Prosecution’s seventh witness Mohammed Ware, Sr. has told Criminal Court “C” at the Temple of Justice in Monrovia that on two occasions, he took loans from indicted Guaranty Trust Bank employee Stanley Yorsee – a scheme that the bank said it did not authorize.
Defendants Yorsee, Montmorancy Yancy and Emmanuel Togba were jointly indicted by prosecution for alleged misapplication of US$126,219 of Total Liberia’s deposits, but defendant Togba testified for the prosecution after charges were dropped against him.
The defendants were accused of giving out loans that were not authorized by the management, and the deal allegedly affected Total Liberia’s deposits in the tune of US$126,219. Witness Ware told the court on Monday, 12 September that he first transacted with defendant Yorsee in 2014 when he took US$500 as loan at the rate of 25 percent from defendant Yorsee to buy his son’s ticket to travel to the U.S.A.
He said he issued to defendant Yorsee a US$625 check and in return, the defendant asked the Teller to give him (witness Ware) US$500. On the second transaction witness Ware said he had negotiated with defendant Yorsee to give him two months to pay back the same amount the loan in the same amount he had taken earlier, while Yorsee also set a precondition that a compound interest should be paid for such period.

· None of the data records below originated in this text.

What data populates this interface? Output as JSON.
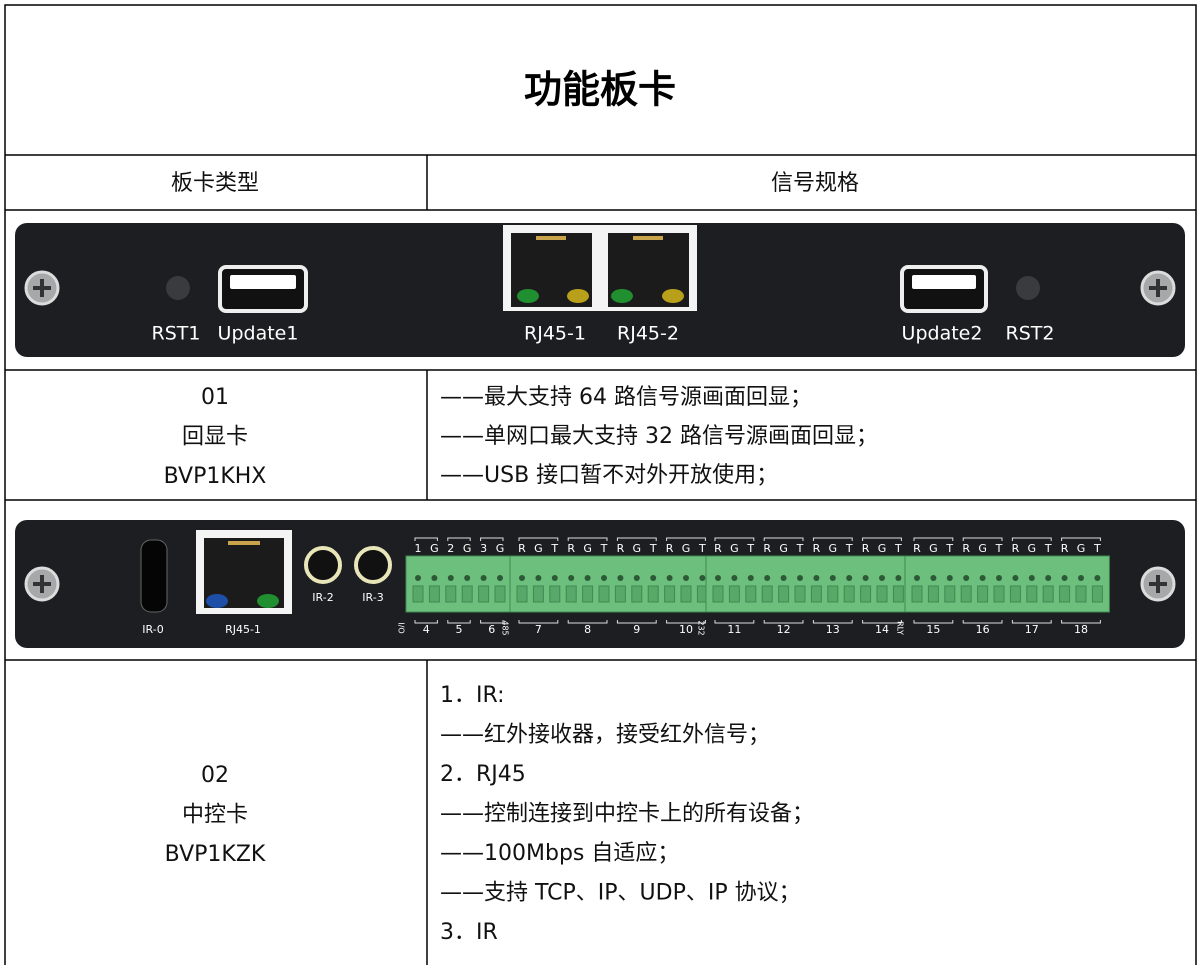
{
  "title": "功能板卡",
  "header": [
    "板卡类型",
    "信号规格"
  ],
  "boards": [
    {
      "panel_labels": [
        "RST1",
        "Update1",
        "RJ45-1",
        "RJ45-2",
        "Update2",
        "RST2"
      ],
      "name_lines": [
        "01",
        "回显卡",
        "BVP1KHX"
      ],
      "spec_lines": [
        "——最大支持 64 路信号源画面回显；",
        "——单网口最大支持 32 路信号源画面回显；",
        "——USB 接口暂不对外开放使用；"
      ]
    },
    {
      "panel_labels": [
        "IR-0",
        "RJ45-1",
        "IR-2",
        "IR-3"
      ],
      "terminal_blocks": [
        {
          "side": "I/O",
          "pins": [
            "1",
            "G",
            "2",
            "G",
            "3",
            "G"
          ],
          "ports": [
            "4",
            "5",
            "6"
          ]
        },
        {
          "side": "485",
          "pins": [
            "R",
            "G",
            "T",
            "R",
            "G",
            "T",
            "R",
            "G",
            "T",
            "R",
            "G",
            "T"
          ],
          "ports": [
            "7",
            "8",
            "9",
            "10"
          ]
        },
        {
          "side": "232",
          "pins": [
            "R",
            "G",
            "T",
            "R",
            "G",
            "T",
            "R",
            "G",
            "T",
            "R",
            "G",
            "T"
          ],
          "ports": [
            "11",
            "12",
            "13",
            "14"
          ]
        },
        {
          "side": "RLY",
          "pins": [
            "R",
            "G",
            "T",
            "R",
            "G",
            "T",
            "R",
            "G",
            "T",
            "R",
            "G",
            "T"
          ],
          "ports": [
            "15",
            "16",
            "17",
            "18"
          ]
        }
      ],
      "name_lines": [
        "02",
        "中控卡",
        "BVP1KZK"
      ],
      "spec_lines": [
        "1．IR:",
        "——红外接收器，接受红外信号；",
        "2．RJ45",
        "——控制连接到中控卡上的所有设备；",
        "——100Mbps 自适应；",
        "——支持 TCP、IP、UDP、IP 协议；",
        "3．IR"
      ]
    }
  ]
}
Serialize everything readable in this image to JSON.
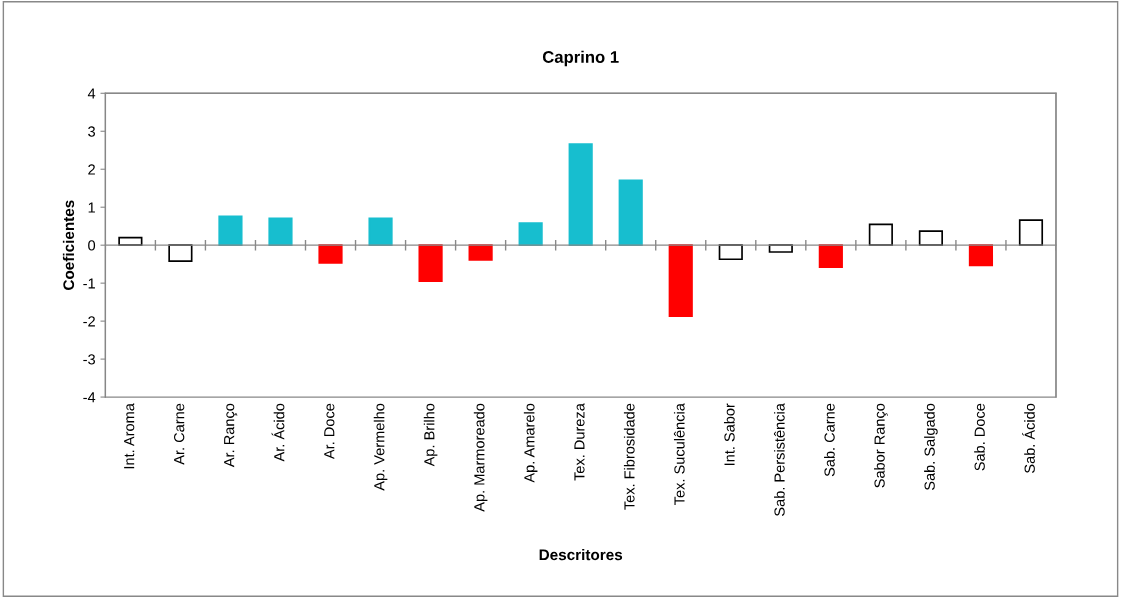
{
  "chart_data": {
    "type": "bar",
    "title": "Caprino 1",
    "xlabel": "Descritores",
    "ylabel": "Coeficientes",
    "categories": [
      "Int. Aroma",
      "Ar. Carne",
      "Ar. Ranço",
      "Ar. Ácido",
      "Ar. Doce",
      "Ap. Vermelho",
      "Ap. Brilho",
      "Ap. Marmoreado",
      "Ap. Amarelo",
      "Tex. Dureza",
      "Tex. Fibrosidade",
      "Tex. Suculência",
      "Int. Sabor",
      "Sab. Persistência",
      "Sab. Carne",
      "Sabor Ranço",
      "Sab. Salgado",
      "Sab. Doce",
      "Sab. Ácido"
    ],
    "values": [
      0.2,
      -0.42,
      0.76,
      0.71,
      -0.47,
      0.71,
      -0.95,
      -0.39,
      0.58,
      2.66,
      1.71,
      -1.87,
      -0.37,
      -0.18,
      -0.58,
      0.55,
      0.37,
      -0.53,
      0.66
    ],
    "colors": [
      "#ffffff",
      "#ffffff",
      "#17becf",
      "#17becf",
      "#ff0000",
      "#17becf",
      "#ff0000",
      "#ff0000",
      "#17becf",
      "#17becf",
      "#17becf",
      "#ff0000",
      "#ffffff",
      "#ffffff",
      "#ff0000",
      "#ffffff",
      "#ffffff",
      "#ff0000",
      "#ffffff"
    ],
    "ylim": [
      -4,
      4
    ],
    "yticks": [
      -4,
      -3,
      -2,
      -1,
      0,
      1,
      2,
      3,
      4
    ],
    "legend": false
  }
}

“… [So l] issued that check and [gave] it to him but he told me not to write the date because it is postdated check and the date he will be en-cashing it that is the time he will put the date, because at the time I was issuing the check there was no money in my account,” Mr. Ware told the court Monday.
According to witness Ware, there was “no paper work” between him and defendant Yorsee order than issuing the indictee a check at an interest rate for the loan he took. He additionally said the defendant ensured that the check did not carry any name and date, except the amount and the borrower’s signature, based on the arrangement they had.
But in en-cashing the check, witness Ware said defendant Yorsee did not use his (Yorsee’s) name, instead, alleging that the defendant used his (witness Ware’s) name. “… [And] when this case started at that time I had his number I called him and asked him why did you [use] my name instead of your name he said Oh Papay just forget it the major thing is the money had been paid. And so I rested,” witness Ware concluded.